Last month we a hat-trick of pyometra surgeries in a span of just one week! Pyometra is an infection of the uterus, causing it to fill with pus. This condition is caused by the peculiar reproductive hormonal cycles in un-desexed females. Pyometra can be quite painful and if not treated quickly, it can be life threatening
Dogs suffering from pyometra often present not wanting to eat, being dull and lethargic, drinking a lot of water and sometimes have a bloated abdomen. One of the other most common tell-tale signs is discharge from their vulva but this doesn’t always happen making diagnosis tricky to the untrained eye.
Within the span of one week, 3 un-desexed, female dogs presented to our clinic with some or all of the above symptoms. We performed blood work and x-rays to confirm the diagnosis and took them straight into theatre.
Timing was critical and emergency surgery was required to remove their pus-filled uterus. In two of the cases, any further delays could have caused the uterus to rupture causing the infection to spread into the abdomen and their condition could have become exponentially complicated from there. We are extremely happy to report that all three patients underwent surgery and have gone on to make brilliant recoveries!
So what can be done to avoid your female pet getting pyometra?

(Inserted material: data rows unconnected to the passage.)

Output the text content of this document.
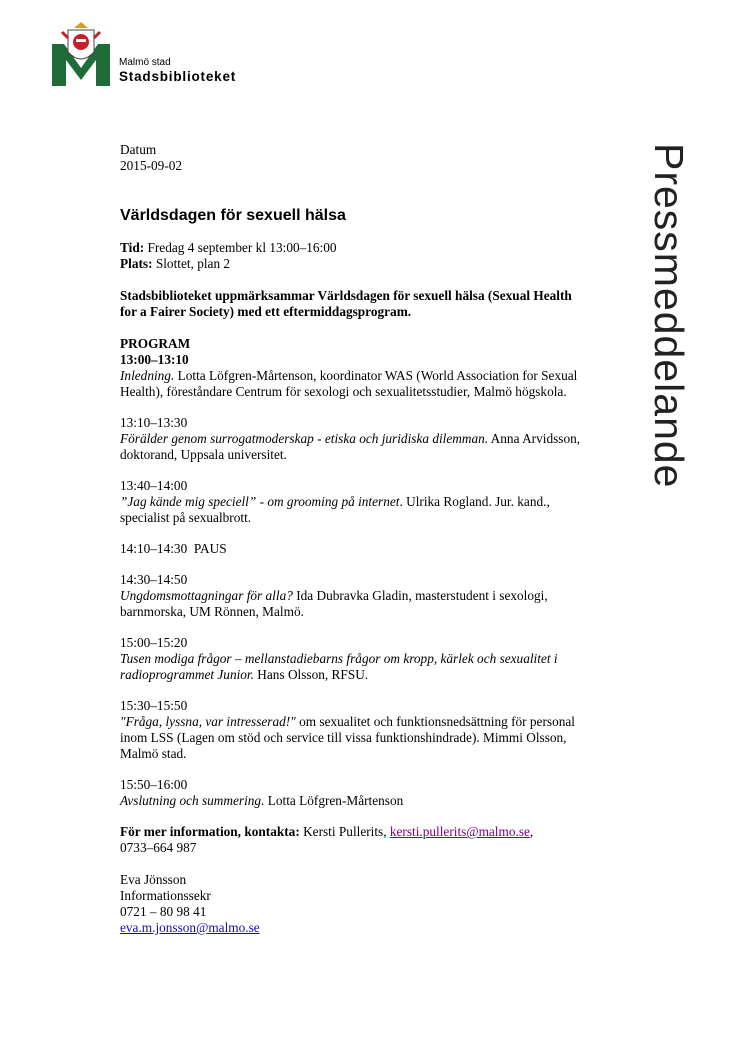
Malmö stad
Stadsbiblioteket
Pressmeddelande

Datum

2015-09-02

Världsdagen för sexuell hälsa

Tid: Fredag 4 september kl 13:00–16:00

Plats: Slottet, plan 2

Stadsbiblioteket uppmärksammar Världsdagen för sexuell hälsa (Sexual Health for a Fairer Society) med ett eftermiddagsprogram.

PROGRAM

13:00–13:10
Inledning. Lotta Löfgren-Mårtenson, koordinator WAS (World Association for Sexual Health), föreståndare Centrum för sexologi och sexualitetsstudier, Malmö högskola.
13:10–13:30
Förälder genom surrogatmoderskap - etiska och juridiska dilemman. Anna Arvidsson, doktorand, Uppsala universitet.
13:40–14:00
”Jag kände mig speciell” - om grooming på internet. Ulrika Rogland. Jur. kand., specialist på sexualbrott.
14:10–14:30  PAUS
14:30–14:50
Ungdomsmottagningar för alla? Ida Dubravka Gladin, masterstudent i sexologi, barnmorska, UM Rönnen, Malmö.
15:00–15:20
Tusen modiga frågor – mellanstadiebarns frågor om kropp, kärlek och sexualitet i radioprogrammet Junior. Hans Olsson, RFSU.
15:30–15:50
"Fråga, lyssna, var intresserad!" om sexualitet och funktionsnedsättning för personal inom LSS (Lagen om stöd och service till vissa funktionshindrade). Mimmi Olsson, Malmö stad.
15:50–16:00
Avslutning och summering. Lotta Löfgren-Mårtenson

För mer information, kontakta: Kersti Pullerits, kersti.pullerits@malmo.se,

0733–664 987

Eva Jönsson

Informationssekr

0721 – 80 98 41

eva.m.jonsson@malmo.se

Well, fortunately for us pyometra is completely avoidable by de-sexing at an early age! No uterus, no ovaries, no reproductive hormones and no pyometra … simple!

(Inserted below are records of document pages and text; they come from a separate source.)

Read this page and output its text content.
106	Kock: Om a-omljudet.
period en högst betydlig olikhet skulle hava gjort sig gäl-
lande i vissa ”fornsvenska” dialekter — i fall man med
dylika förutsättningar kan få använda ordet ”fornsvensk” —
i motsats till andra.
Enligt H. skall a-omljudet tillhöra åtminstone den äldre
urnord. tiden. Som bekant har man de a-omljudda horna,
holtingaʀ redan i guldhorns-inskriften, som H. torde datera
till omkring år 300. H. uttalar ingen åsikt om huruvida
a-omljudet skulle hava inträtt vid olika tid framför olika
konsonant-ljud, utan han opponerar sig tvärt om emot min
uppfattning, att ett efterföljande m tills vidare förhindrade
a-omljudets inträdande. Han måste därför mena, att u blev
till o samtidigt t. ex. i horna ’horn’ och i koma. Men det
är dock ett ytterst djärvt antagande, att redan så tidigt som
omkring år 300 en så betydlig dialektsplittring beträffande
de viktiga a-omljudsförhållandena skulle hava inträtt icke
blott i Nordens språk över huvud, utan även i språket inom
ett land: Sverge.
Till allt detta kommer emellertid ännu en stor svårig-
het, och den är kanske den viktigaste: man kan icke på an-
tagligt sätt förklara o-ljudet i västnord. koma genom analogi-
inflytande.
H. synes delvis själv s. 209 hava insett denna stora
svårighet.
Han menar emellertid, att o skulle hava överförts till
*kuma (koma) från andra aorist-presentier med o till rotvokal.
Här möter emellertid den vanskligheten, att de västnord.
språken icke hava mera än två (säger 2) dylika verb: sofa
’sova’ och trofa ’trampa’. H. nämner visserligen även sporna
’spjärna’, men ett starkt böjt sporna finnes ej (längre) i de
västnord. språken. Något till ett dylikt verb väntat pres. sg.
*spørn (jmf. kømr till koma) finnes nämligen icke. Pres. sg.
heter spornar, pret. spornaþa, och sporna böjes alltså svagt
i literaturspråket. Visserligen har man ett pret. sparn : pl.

De-sexing before the first heat season also helps to reduce the risk of mammary cancer in female dogs. Statistics showed that their chances of forming these cancers jump from 0.5% up to 8% if not desexed before their first heat cycle. After this the numbers become alarming as the risks increase up to 23%!

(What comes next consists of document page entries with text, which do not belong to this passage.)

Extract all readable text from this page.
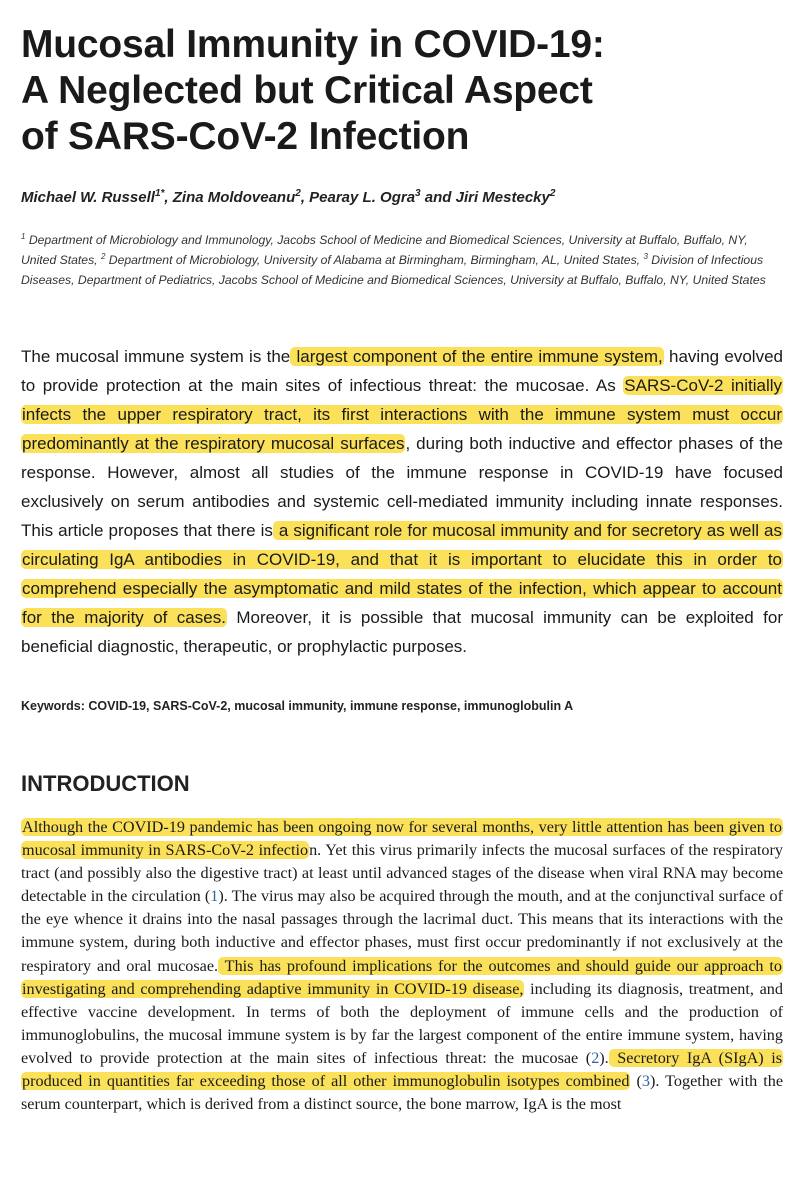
Mucosal Immunity in COVID-19:
A Neglected but Critical Aspect
of SARS-CoV-2 Infection
Michael W. Russell$^{1*}$, Zina Moldoveanu$^2$, Pearay L. Ogra$^3$ and Jiri Mestecky$^2$
$^1$ Department of Microbiology and Immunology, Jacobs School of Medicine and Biomedical Sciences, University at Buffalo, Buffalo, NY, United States, $^2$ Department of Microbiology, University of Alabama at Birmingham, Birmingham, AL, United States, $^3$ Division of Infectious Diseases, Department of Pediatrics, Jacobs School of Medicine and Biomedical Sciences, University at Buffalo, Buffalo, NY, United States

The mucosal immune system is the largest component of the entire immune system, having evolved to provide protection at the main sites of infectious threat: the mucosae. As SARS-CoV-2 initially infects the upper respiratory tract, its first interactions with the immune system must occur predominantly at the respiratory mucosal surfaces, during both inductive and effector phases of the response. However, almost all studies of the immune response in COVID-19 have focused exclusively on serum antibodies and systemic cell-mediated immunity including innate responses. This article proposes that there is a significant role for mucosal immunity and for secretory as well as circulating IgA antibodies in COVID-19, and that it is important to elucidate this in order to comprehend especially the asymptomatic and mild states of the infection, which appear to account for the majority of cases. Moreover, it is possible that mucosal immunity can be exploited for beneficial diagnostic, therapeutic, or prophylactic purposes.

Keywords: COVID-19, SARS-CoV-2, mucosal immunity, immune response, immunoglobulin A
INTRODUCTION

Although the COVID-19 pandemic has been ongoing now for several months, very little attention has been given to mucosal immunity in SARS-CoV-2 infection. Yet this virus primarily infects the mucosal surfaces of the respiratory tract (and possibly also the digestive tract) at least until advanced stages of the disease when viral RNA may become detectable in the circulation (1). The virus may also be acquired through the mouth, and at the conjunctival surface of the eye whence it drains into the nasal passages through the lacrimal duct. This means that its interactions with the immune system, during both inductive and effector phases, must first occur predominantly if not exclusively at the respiratory and oral mucosae. This has profound implications for the outcomes and should guide our approach to investigating and comprehending adaptive immunity in COVID-19 disease, including its diagnosis, treatment, and effective vaccine development. In terms of both the deployment of immune cells and the production of immunoglobulins, the mucosal immune system is by far the largest component of the entire immune system, having evolved to provide protection at the main sites of infectious threat: the mucosae (2). Secretory IgA (SIgA) is produced in quantities far exceeding those of all other immunoglobulin isotypes combined (3). Together with the serum counterpart, which is derived from a distinct source, the bone marrow, IgA is the most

In a study of 260,000 un-desexed female dogs, 19% of these were diagnosed with pyometra some time before the age of 10 years old. Another 13% were diagnosed with mammary tumors. We think these numbers are huge and just not worth the risk!
Based on our combined experience in the veterinary industry and ongoing studies, our most sincere recommendation based on experience and current literature is that all female dogs should be desexed early, ideally before the age of 6 months.